Fungal infections on the foot skin and the toe nails are common yet unappealing. The correct term for the fungus in toe nails is Onychomycosis and is often hard to eliminate by common cleansing means. On the other hand, fungal infections on the foot skin are coined as Tinea or athlete’s foot. Most of the time, fungal infection on the skin leads to infection of the nails and vice versa.

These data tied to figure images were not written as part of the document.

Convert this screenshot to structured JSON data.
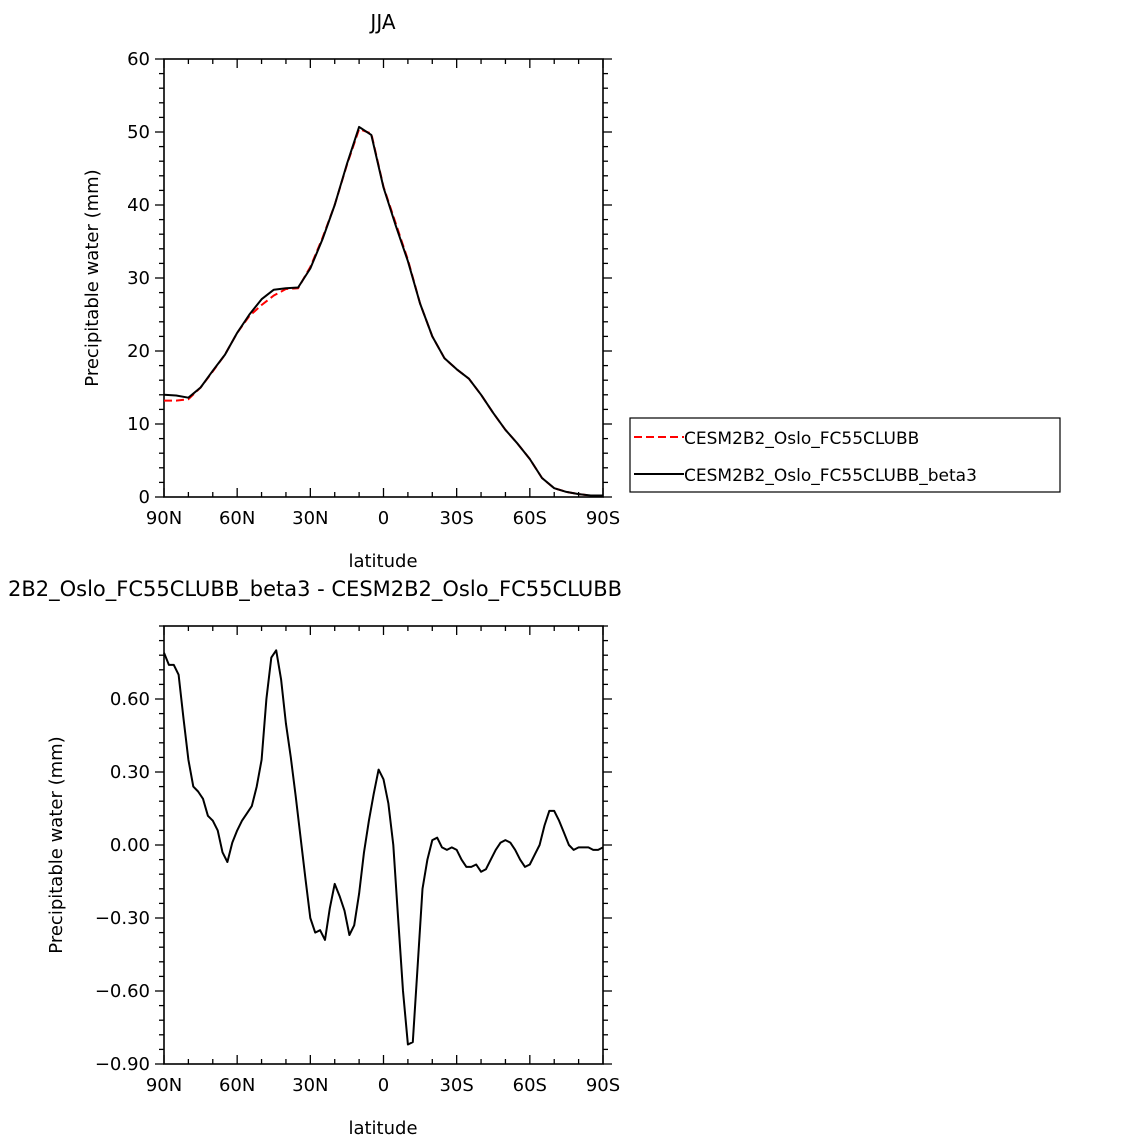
{
  "chart_data": [
    {
      "type": "line",
      "title": "JJA",
      "xlabel": "latitude",
      "ylabel": "Precipitable water (mm)",
      "xlim": [
        90,
        -90
      ],
      "ylim": [
        0,
        60
      ],
      "x_ticks": [
        90,
        60,
        30,
        0,
        -30,
        -60,
        -90
      ],
      "x_tick_labels": [
        "90N",
        "60N",
        "30N",
        "0",
        "30S",
        "60S",
        "90S"
      ],
      "y_ticks": [
        0,
        10,
        20,
        30,
        40,
        50,
        60
      ],
      "y_tick_labels": [
        "0",
        "10",
        "20",
        "30",
        "40",
        "50",
        "60"
      ],
      "legend_position": "right, outside plot",
      "series": [
        {
          "name": "CESM2B2_Oslo_FC55CLUBB",
          "color": "#ff0000",
          "dash": "dashed",
          "x": [
            90,
            85,
            80,
            75,
            70,
            65,
            60,
            55,
            50,
            45,
            40,
            35,
            30,
            25,
            20,
            15,
            10,
            5,
            0,
            -5,
            -10,
            -15,
            -20,
            -25,
            -30,
            -35,
            -40,
            -45,
            -50,
            -55,
            -60,
            -65,
            -70,
            -75,
            -80,
            -85,
            -90
          ],
          "values": [
            13.2,
            13.2,
            13.4,
            15,
            17.2,
            19.5,
            22.5,
            24.8,
            26.3,
            27.6,
            28.5,
            28.6,
            31.5,
            35.5,
            40,
            45.5,
            50.4,
            49.8,
            42.5,
            37.5,
            32.5,
            26.5,
            22,
            19,
            17.5,
            16.2,
            14,
            11.5,
            9.2,
            7.3,
            5.2,
            2.6,
            1.2,
            0.7,
            0.4,
            0.2,
            0.2
          ]
        },
        {
          "name": "CESM2B2_Oslo_FC55CLUBB_beta3",
          "color": "#000000",
          "dash": "solid",
          "x": [
            90,
            85,
            80,
            75,
            70,
            65,
            60,
            55,
            50,
            45,
            40,
            35,
            30,
            25,
            20,
            15,
            10,
            5,
            0,
            -5,
            -10,
            -15,
            -20,
            -25,
            -30,
            -35,
            -40,
            -45,
            -50,
            -55,
            -60,
            -65,
            -70,
            -75,
            -80,
            -85,
            -90
          ],
          "values": [
            14,
            13.9,
            13.6,
            15,
            17.3,
            19.5,
            22.5,
            25,
            27.1,
            28.4,
            28.6,
            28.7,
            31.3,
            35.3,
            40,
            45.6,
            50.7,
            49.6,
            42.4,
            37.2,
            32.3,
            26.5,
            22,
            19,
            17.5,
            16.2,
            14,
            11.5,
            9.2,
            7.3,
            5.2,
            2.6,
            1.2,
            0.7,
            0.4,
            0.2,
            0.2
          ]
        }
      ]
    },
    {
      "type": "line",
      "title": "2B2_Oslo_FC55CLUBB_beta3 - CESM2B2_Oslo_FC55CLUBB",
      "xlabel": "latitude",
      "ylabel": "Precipitable water (mm)",
      "xlim": [
        90,
        -90
      ],
      "ylim": [
        -0.9,
        0.9
      ],
      "x_ticks": [
        90,
        60,
        30,
        0,
        -30,
        -60,
        -90
      ],
      "x_tick_labels": [
        "90N",
        "60N",
        "30N",
        "0",
        "30S",
        "60S",
        "90S"
      ],
      "y_ticks": [
        -0.9,
        -0.6,
        -0.3,
        0,
        0.3,
        0.6
      ],
      "y_tick_labels": [
        "-0.90",
        "-0.60",
        "-0.30",
        "0.00",
        "0.30",
        "0.60"
      ],
      "series": [
        {
          "name": "",
          "color": "#000000",
          "dash": "solid",
          "x": [
            90,
            88,
            86,
            84,
            82,
            80,
            78,
            76,
            74,
            72,
            70,
            68,
            66,
            64,
            62,
            60,
            58,
            56,
            54,
            52,
            50,
            48,
            46,
            44,
            42,
            40,
            38,
            36,
            34,
            32,
            30,
            28,
            26,
            24,
            22,
            20,
            18,
            16,
            14,
            12,
            10,
            8,
            6,
            4,
            2,
            0,
            -2,
            -4,
            -6,
            -8,
            -10,
            -12,
            -14,
            -16,
            -18,
            -20,
            -22,
            -24,
            -26,
            -28,
            -30,
            -32,
            -34,
            -36,
            -38,
            -40,
            -42,
            -44,
            -46,
            -48,
            -50,
            -52,
            -54,
            -56,
            -58,
            -60,
            -62,
            -64,
            -66,
            -68,
            -70,
            -72,
            -74,
            -76,
            -78,
            -80,
            -82,
            -84,
            -86,
            -88,
            -90
          ],
          "values": [
            0.79,
            0.74,
            0.74,
            0.7,
            0.52,
            0.35,
            0.24,
            0.22,
            0.19,
            0.12,
            0.1,
            0.06,
            -0.03,
            -0.07,
            0.01,
            0.06,
            0.1,
            0.13,
            0.16,
            0.24,
            0.35,
            0.6,
            0.77,
            0.8,
            0.68,
            0.5,
            0.36,
            0.2,
            0.03,
            -0.14,
            -0.3,
            -0.36,
            -0.35,
            -0.39,
            -0.26,
            -0.16,
            -0.21,
            -0.27,
            -0.37,
            -0.33,
            -0.2,
            -0.03,
            0.1,
            0.21,
            0.31,
            0.27,
            0.17,
            0.0,
            -0.3,
            -0.6,
            -0.82,
            -0.81,
            -0.5,
            -0.18,
            -0.06,
            0.02,
            0.03,
            -0.01,
            -0.02,
            -0.01,
            -0.02,
            -0.06,
            -0.09,
            -0.09,
            -0.08,
            -0.11,
            -0.1,
            -0.06,
            -0.02,
            0.01,
            0.02,
            0.01,
            -0.02,
            -0.06,
            -0.09,
            -0.08,
            -0.04,
            0.0,
            0.08,
            0.14,
            0.14,
            0.1,
            0.05,
            0.0,
            -0.02,
            -0.01,
            -0.01,
            -0.01,
            -0.02,
            -0.02,
            -0.01
          ]
        }
      ]
    }
  ]
}
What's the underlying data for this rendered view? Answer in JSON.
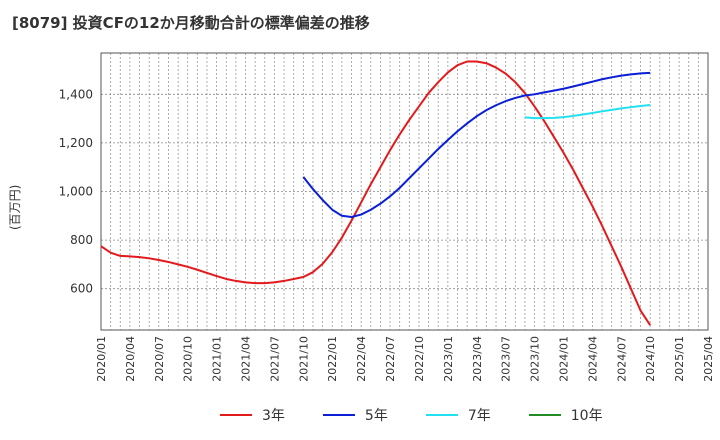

A nail infected with a fungus can manifest itself with discolouration – it may turn yellow, white, or black. Occasionally, the nail rises and separates from the nail bed of the toe. Infected nails may also thicken and become deformed. It may eventually develop into ingrown toe nails, which are very painful.
Most people turn to conventional over-the-counter ointments that are often expensive yet ineffective. It is a fact that, without a podiatrist to remove the infected nail, recovery for such condition is minimal.
Moreover, it is also crucial for people with diabetes to have their toe nails and foot skin checked. A patient with diabetes is at a high risk of getting fungal infections, and he or she should get immediate intervention at the first sign of infection.
Signs of fungal infection on the nail includes:
- Discolouration (yellow, white, or black)
- Distorted or deformed shape
- Crumbly looking and raised or separated from the nail bed.
Symptoms of Tinea or athlete’s foot can be the following:
- Reddish skin
- Flakiness or itchiness
- Occasional burning, pain, or cracks between the toes
- Sometimes, blisters are also seen.
The podiatrists in The Fresh Foot Centre can clinically diagnose a toe nail and skin fungal infection. Once an assessment is done, he or she may sometimes require a toe nail clipping. The clipping is tested at the pathology department to determine the causative agent responsible. General physicians often request a podiatrist to obtain the sample, and we can obtain the best nail sample as we have the appropriate and sterile instruments for the job. We perform this procedure on a daily basis.